One way to conceptualize such an architecture is a three-dimensional cube with the following vectors, where infrastructure management includes a stack of resources from device to network to storage and server platforms all the way through applications:
- Infrastructure management (e.g. technology components),
- Information management – technology tiers (e.g. Performance),
- Data protection – (e.g. availability, classes of service).
Information management includes various performance levels built on tiered storage. – Data classification, global name space, retention/archive, and the data protection dimension accommodates a spectrum of protection methodologies from always on to generally reliable (backup, recovery, etc.)
Sets of various storage services are layered within each dimension – for example, provisioning services as part of infrastructure, copy services in data protection and archiving services in information management. The intersection of these dimensions and their corollary services will determine the technologies used, service levels, and costs. Importantly, not all intersections are viable. For example, the choice of iSCSI as a protocol today will not fit continuous availability tier 1 performance requirements and therefore would not be an option on the services menu.
What are the benefits of a storage services architecture? In addition to the lengthening of depreciation schedules, there are four primary benefits of this approach, including:
- It provides granular acquisition options for business lines with a high degree of cost transparency;
- It causes businesses and IT to make tradeoffs between cost and function and will naturally lead to more efficient use of storage as a resource;
- It minimizes the complexity of the technology portfolio and avoids “one off” solutions that can create migration problems down the road;
- It limits the number of suppliers further reducing complexity.
What drawbacks and organizational impediments will a storage services architecture bring? To be sure, there are some political and practical minefields users should consider with such an approach. First, a reduction in the number of technologies and vendor choices will limit technology options and create friction, as leading technologists will naturally want to integrate and exploit the latest innovations. As such, it is critical that organizations use their ‘sandbox’ lab specifically as a means of evolving the services model (i.e. their cube of offerings) so that the services offered remain competitive and current.
In addition, to make storage services effectively pay back, service level agreements and chargeback models must be in place and aligned, which will require deliberate effort, thought, plans, and actions.
Finally, the politics of consolidating storage services deployment options, while limiting the free-for-all mentality, will naturally disaffect certain factions within organizations that have become comfortable with high degrees of freedom.

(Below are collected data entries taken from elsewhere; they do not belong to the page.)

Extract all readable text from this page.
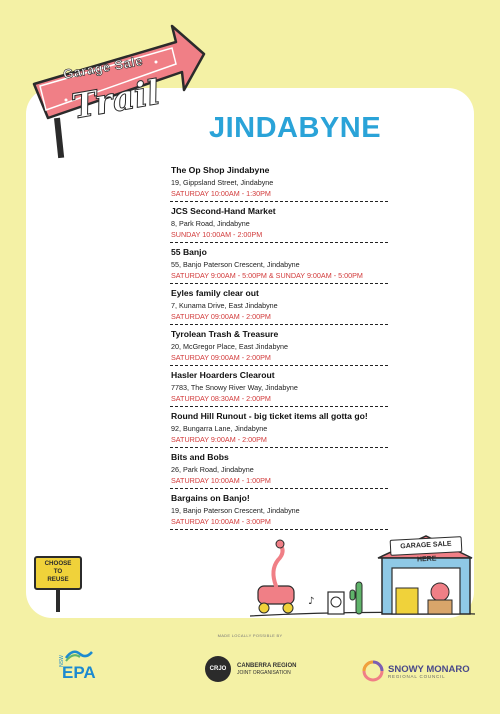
Garage Sale
Trail
JINDABYNE
The Op Shop Jindabyne
19, Gippsland Street, Jindabyne
SATURDAY 10:00AM - 1:30PM
JCS Second-Hand Market
8, Park Road, Jindabyne
SUNDAY 10:00AM - 2:00PM
55 Banjo
55, Banjo Paterson Crescent, Jindabyne
SATURDAY 9:00AM - 5:00PM & SUNDAY 9:00AM - 5:00PM
Eyles family clear out
7, Kunama Drive, East Jindabyne
SATURDAY 09:00AM - 2:00PM
Tyrolean Trash & Treasure
20, McGregor Place, East Jindabyne
SATURDAY 09:00AM - 2:00PM
Hasler Hoarders Clearout
7783, The Snowy River Way, Jindabyne
SATURDAY 08:30AM - 2:00PM
Round Hill Runout - big ticket items all gotta go!
92, Bungarra Lane, Jindabyne
SATURDAY 9:00AM - 2:00PM
Bits and Bobs
26, Park Road, Jindabyne
SATURDAY 10:00AM - 1:00PM
Bargains on Banjo!
19, Banjo Paterson Crescent, Jindabyne
SATURDAY 10:00AM - 3:00PM
CHOOSE
TO
REUSE
♪
GARAGE SALE HERE
MADE LOCALLY POSSIBLE BY
NSW
EPA	CRJO	CANBERRA REGION
JOINT ORGANISATION	SNOWY MONARO
REGIONAL COUNCIL
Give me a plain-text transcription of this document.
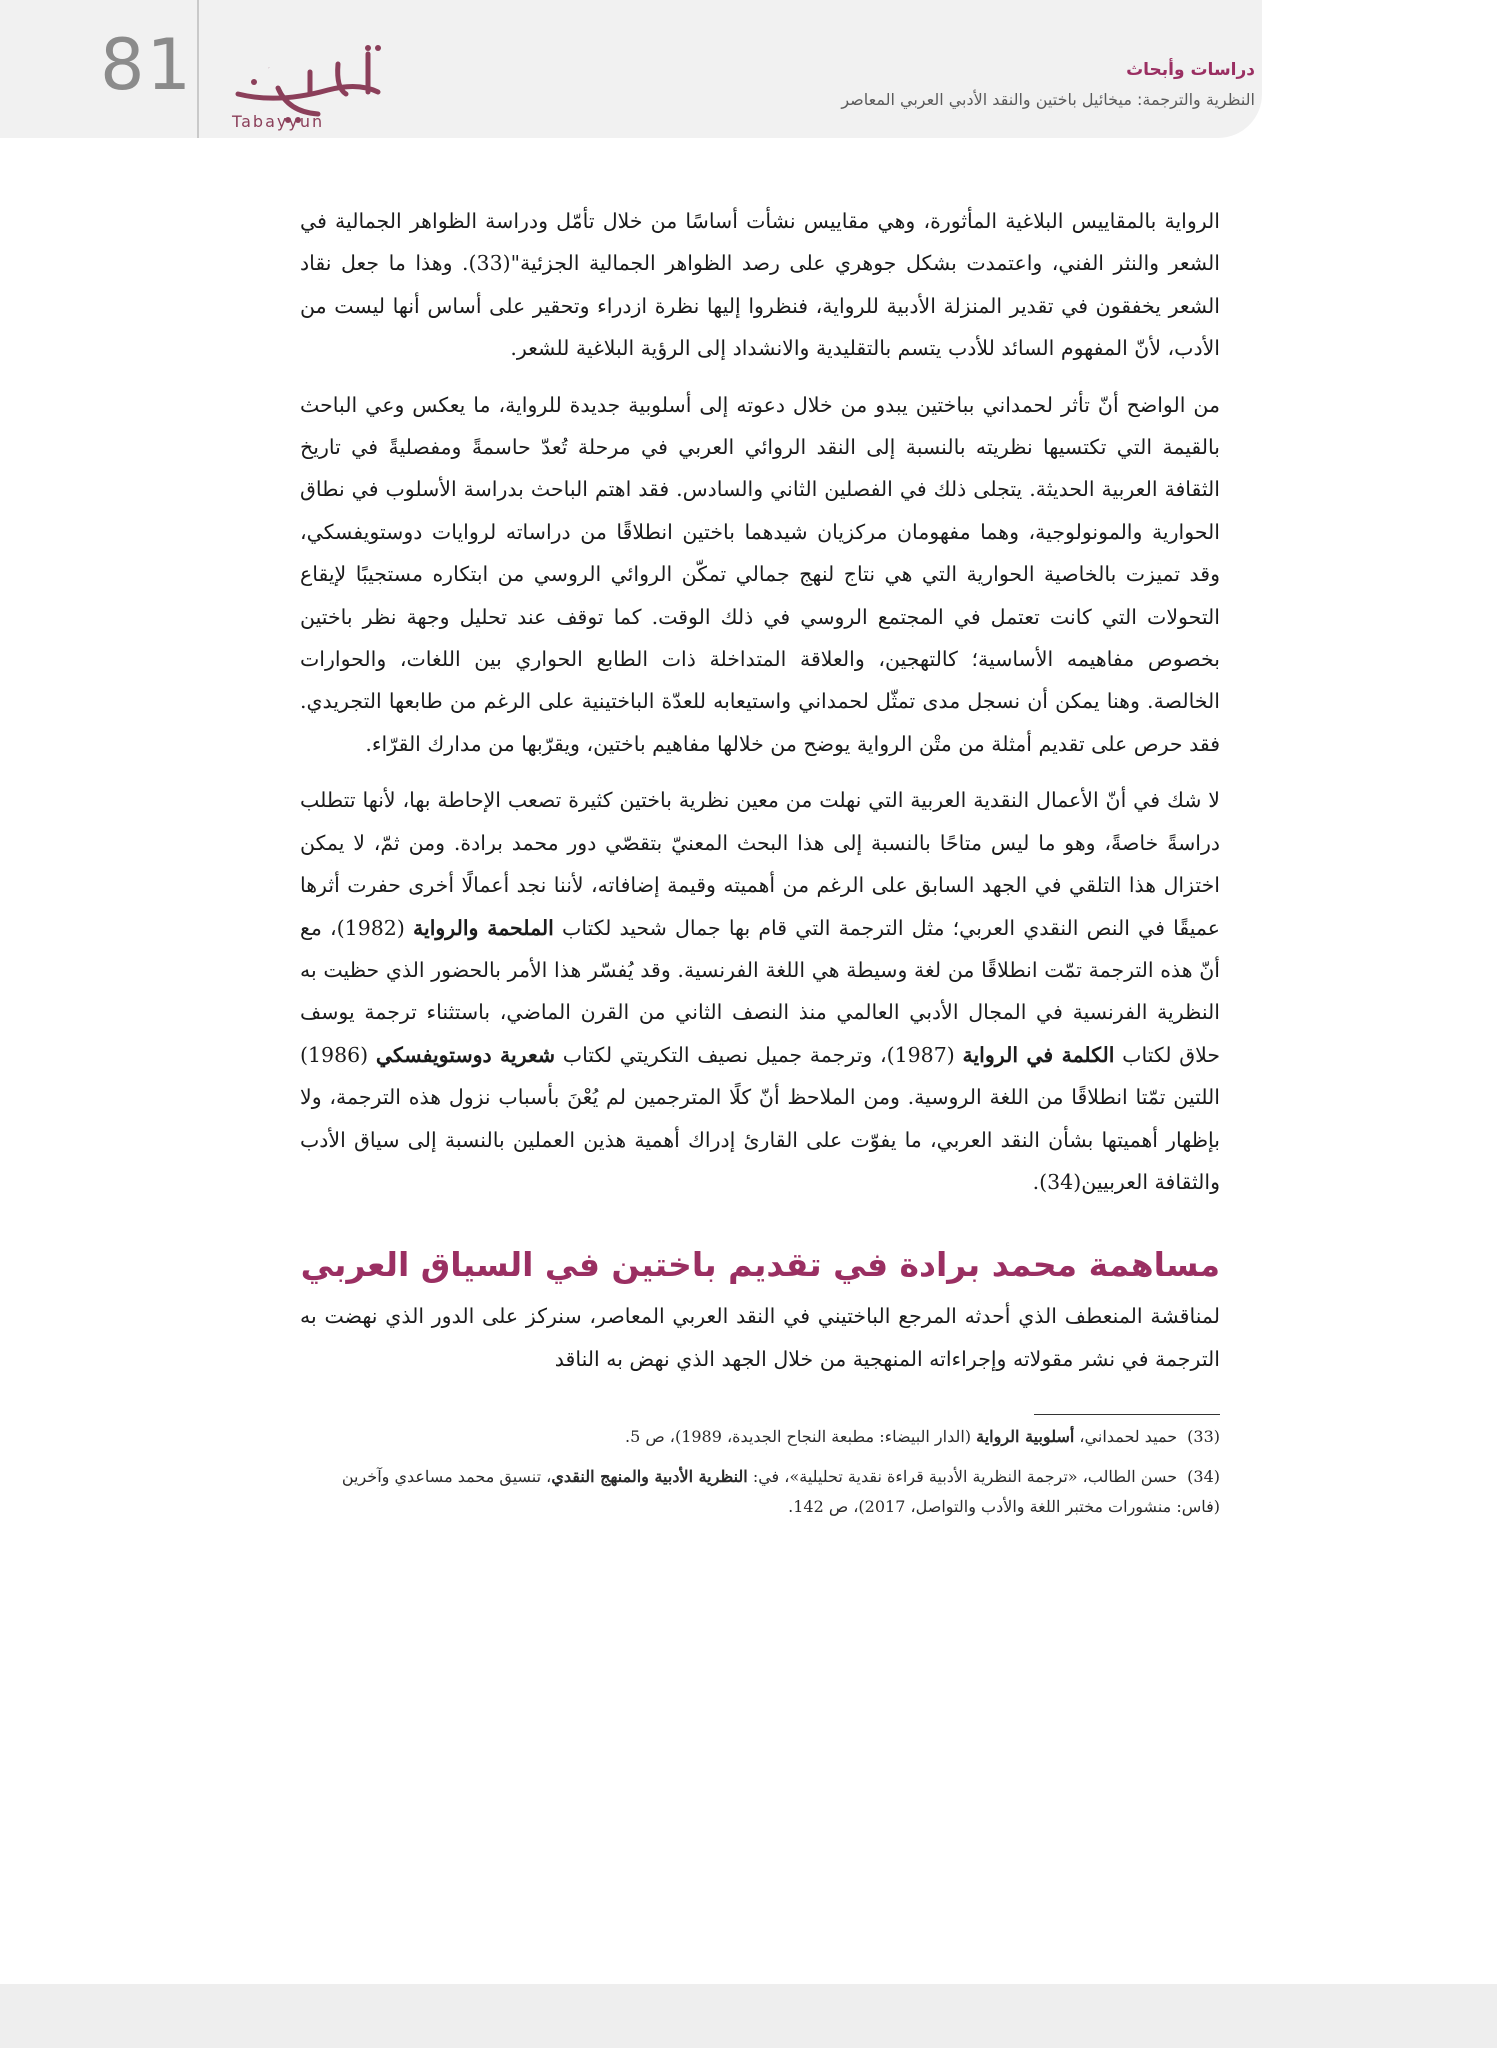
81	تبيّن
Tabayyun
دراسات وأبحاث
النظرية والترجمة: ميخائيل باختين والنقد الأدبي العربي المعاصر

الرواية بالمقاييس البلاغية المأثورة، وهي مقاييس نشأت أساسًا من خلال تأمّل ودراسة الظواهر الجمالية في الشعر والنثر الفني، واعتمدت بشكل جوهري على رصد الظواهر الجمالية الجزئية"(33). وهذا ما جعل نقاد الشعر يخفقون في تقدير المنزلة الأدبية للرواية، فنظروا إليها نظرة ازدراء وتحقير على أساس أنها ليست من الأدب، لأنّ المفهوم السائد للأدب يتسم بالتقليدية والانشداد إلى الرؤية البلاغية للشعر.

من الواضح أنّ تأثر لحمداني بباختين يبدو من خلال دعوته إلى أسلوبية جديدة للرواية، ما يعكس وعي الباحث بالقيمة التي تكتسيها نظريته بالنسبة إلى النقد الروائي العربي في مرحلة تُعدّ حاسمةً ومفصليةً في تاريخ الثقافة العربية الحديثة. يتجلى ذلك في الفصلين الثاني والسادس. فقد اهتم الباحث بدراسة الأسلوب في نطاق الحوارية والمونولوجية، وهما مفهومان مركزيان شيدهما باختين انطلاقًا من دراساته لروايات دوستويفسكي، وقد تميزت بالخاصية الحوارية التي هي نتاج لنهج جمالي تمكّن الروائي الروسي من ابتكاره مستجيبًا لإيقاع التحولات التي كانت تعتمل في المجتمع الروسي في ذلك الوقت. كما توقف عند تحليل وجهة نظر باختين بخصوص مفاهيمه الأساسية؛ كالتهجين، والعلاقة المتداخلة ذات الطابع الحواري بين اللغات، والحوارات الخالصة. وهنا يمكن أن نسجل مدى تمثّل لحمداني واستيعابه للعدّة الباختينية على الرغم من طابعها التجريدي. فقد حرص على تقديم أمثلة من متْن الرواية يوضح من خلالها مفاهيم باختين، ويقرّبها من مدارك القرّاء.

لا شك في أنّ الأعمال النقدية العربية التي نهلت من معين نظرية باختين كثيرة تصعب الإحاطة بها، لأنها تتطلب دراسةً خاصةً، وهو ما ليس متاحًا بالنسبة إلى هذا البحث المعنيّ بتقصّي دور محمد برادة. ومن ثمّ، لا يمكن اختزال هذا التلقي في الجهد السابق على الرغم من أهميته وقيمة إضافاته، لأننا نجد أعمالًا أخرى حفرت أثرها عميقًا في النص النقدي العربي؛ مثل الترجمة التي قام بها جمال شحيد لكتاب الملحمة والرواية (1982)، مع أنّ هذه الترجمة تمّت انطلاقًا من لغة وسيطة هي اللغة الفرنسية. وقد يُفسّر هذا الأمر بالحضور الذي حظيت به النظرية الفرنسية في المجال الأدبي العالمي منذ النصف الثاني من القرن الماضي، باستثناء ترجمة يوسف حلاق لكتاب الكلمة في الرواية (1987)، وترجمة جميل نصيف التكريتي لكتاب شعرية دوستويفسكي (1986) اللتين تمّتا انطلاقًا من اللغة الروسية. ومن الملاحظ أنّ كلًا المترجمين لم يُعْنَ بأسباب نزول هذه الترجمة، ولا بإظهار أهميتها بشأن النقد العربي، ما يفوّت على القارئ إدراك أهمية هذين العملين بالنسبة إلى سياق الأدب والثقافة العربيين(34).

مساهمة محمد برادة في تقديم باختين في السياق العربي

لمناقشة المنعطف الذي أحدثه المرجع الباختيني في النقد العربي المعاصر، سنركز على الدور الذي نهضت به الترجمة في نشر مقولاته وإجراءاته المنهجية من خلال الجهد الذي نهض به الناقد

(33)حميد لحمداني، أسلوبية الرواية (الدار البيضاء: مطبعة النجاح الجديدة، 1989)، ص 5.

(34)حسن الطالب، «ترجمة النظرية الأدبية قراءة نقدية تحليلية»، في: النظرية الأدبية والمنهج النقدي، تنسيق محمد مساعدي وآخرين (فاس: منشورات مختبر اللغة والأدب والتواصل، 2017)، ص 142.
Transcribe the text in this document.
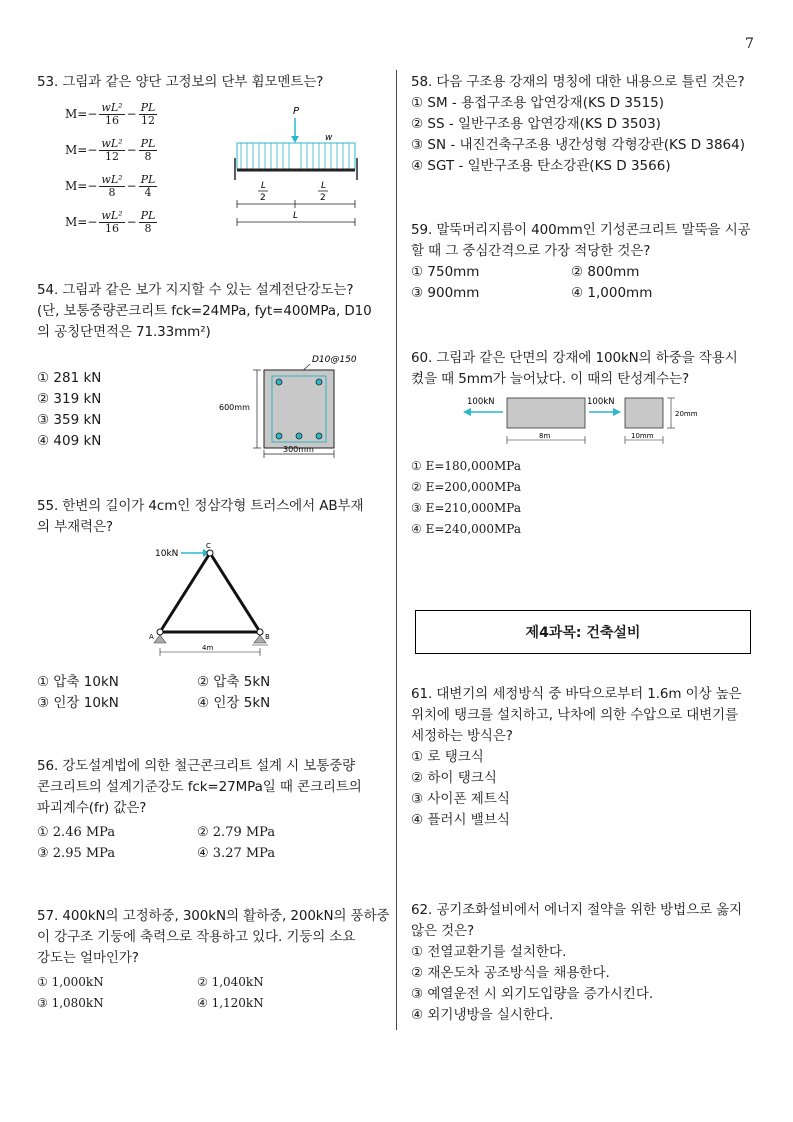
7
53. 그림과 같은 양단 고정보의 단부 휨모멘트는?
$M=- \frac{\text{wL²}}{16} - \frac{PL}{12}$
$M=- \frac{\text{wL²}}{12} - \frac{PL}{8}$
$M=- \frac{\text{wL²}}{8} - \frac{PL}{4}$
$M=- \frac{\text{wL²}}{16} - \frac{PL}{8}$
P
w
L
2
L
2
L
54. 그림과 같은 보가 지지할 수 있는 설계전단강도는?
(단, 보통중량콘크리트 fck=24MPa, fyt=400MPa, D10
의 공칭단면적은 71.33mm²)
① 281 kN
② 319 kN
③ 359 kN
④ 409 kN
D10@150
600mm
300mm
55. 한변의 길이가 4cm인 정삼각형 트러스에서 AB부재
의 부재력은?
10kN
C
A	B
4m
① 압축 10kN	② 압축 5kN
③ 인장 10kN	④ 인장 5kN
56. 강도설계법에 의한 철근콘크리트 설계 시 보통중량
콘크리트의 설계기준강도 fck=27MPa일 때 콘크리트의
파괴계수(fr) 값은?
① 2.46 MPa	② 2.79 MPa
③ 2.95 MPa	④ 3.27 MPa
57. 400kN의 고정하중, 300kN의 활하중, 200kN의 풍하중
이 강구조 기둥에 축력으로 작용하고 있다. 기둥의 소요
강도는 얼마인가?
① 1,000kN	② 1,040kN
③ 1,080kN	④ 1,120kN
58. 다음 구조용 강재의 명칭에 대한 내용으로 틀린 것은?
① SM - 용접구조용 압연강재(KS D 3515)
② SS - 일반구조용 압연강재(KS D 3503)
③ SN - 내진건축구조용 냉간성형 각형강관(KS D 3864)
④ SGT - 일반구조용 탄소강관(KS D 3566)
59. 말뚝머리지름이 400mm인 기성콘크리트 말뚝을 시공
할 때 그 중심간격으로 가장 적당한 것은?
① 750mm	② 800mm
③ 900mm	④ 1,000mm
60. 그림과 같은 단면의 강재에 100kN의 하중을 작용시
켰을 때 5mm가 늘어났다. 이 때의 탄성계수는?
100kN	100kN
8m
20mm
10mm
① E=180,000MPa
② E=200,000MPa
③ E=210,000MPa
④ E=240,000MPa
61. 대변기의 세정방식 중 바닥으로부터 1.6m 이상 높은
위치에 탱크를 설치하고, 낙차에 의한 수압으로 대변기를
세정하는 방식은?
① 로 탱크식
② 하이 탱크식
③ 사이폰 제트식
④ 플러시 밸브식
62. 공기조화설비에서 에너지 절약을 위한 방법으로 옳지
않은 것은?
① 전열교환기를 설치한다.
② 재온도차 공조방식을 채용한다.
③ 예열운전 시 외기도입량을 증가시킨다.
④ 외기냉방을 실시한다.
제4과목: 건축설비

What best practice advice should be considered? There are several actions organizations should pursue in regard to storage services implementation, including:
- "Construct service level agreements (SLAs)" and chargebacks consistent with services businesses with a one-time cost and an ongoing monthly fee that includes a technology refresh. Build switching costs (aka early withdrawal penalties) into the model and construct agreements over periods of time where lower pricing applies for longer contract periods;
- Limit the number of suppliers and negotiate on-demand contracts where vendors will install equipment but charge upon usage at the current price when that equipment is turned on, not when it was installed;
- Be aware that LAN-based backup will present the most difficult SLA challenge and consider disk-based backup for distributed networks; possibly even outsourcing to a remote service provider.
Most organizations will manage such initiatives as a cost center, or at the very least share some of the profits with business lines or invest back in the business.
Action Item: Storage in many ways has been insulated from the market forces of services-oriented architecture (SOA), software as a service (SaaS) and consumer-like business models. This is changing, and customers should evaluate the feasibility of constructing service-oriented models for storage which emphasize granularity, reusability, and cost transparency. This will allow organizations to make intelligent make vs. buy choices pertaining to an emerging set of managed storage services from a variety of service providers, including EMC, HP and IBM.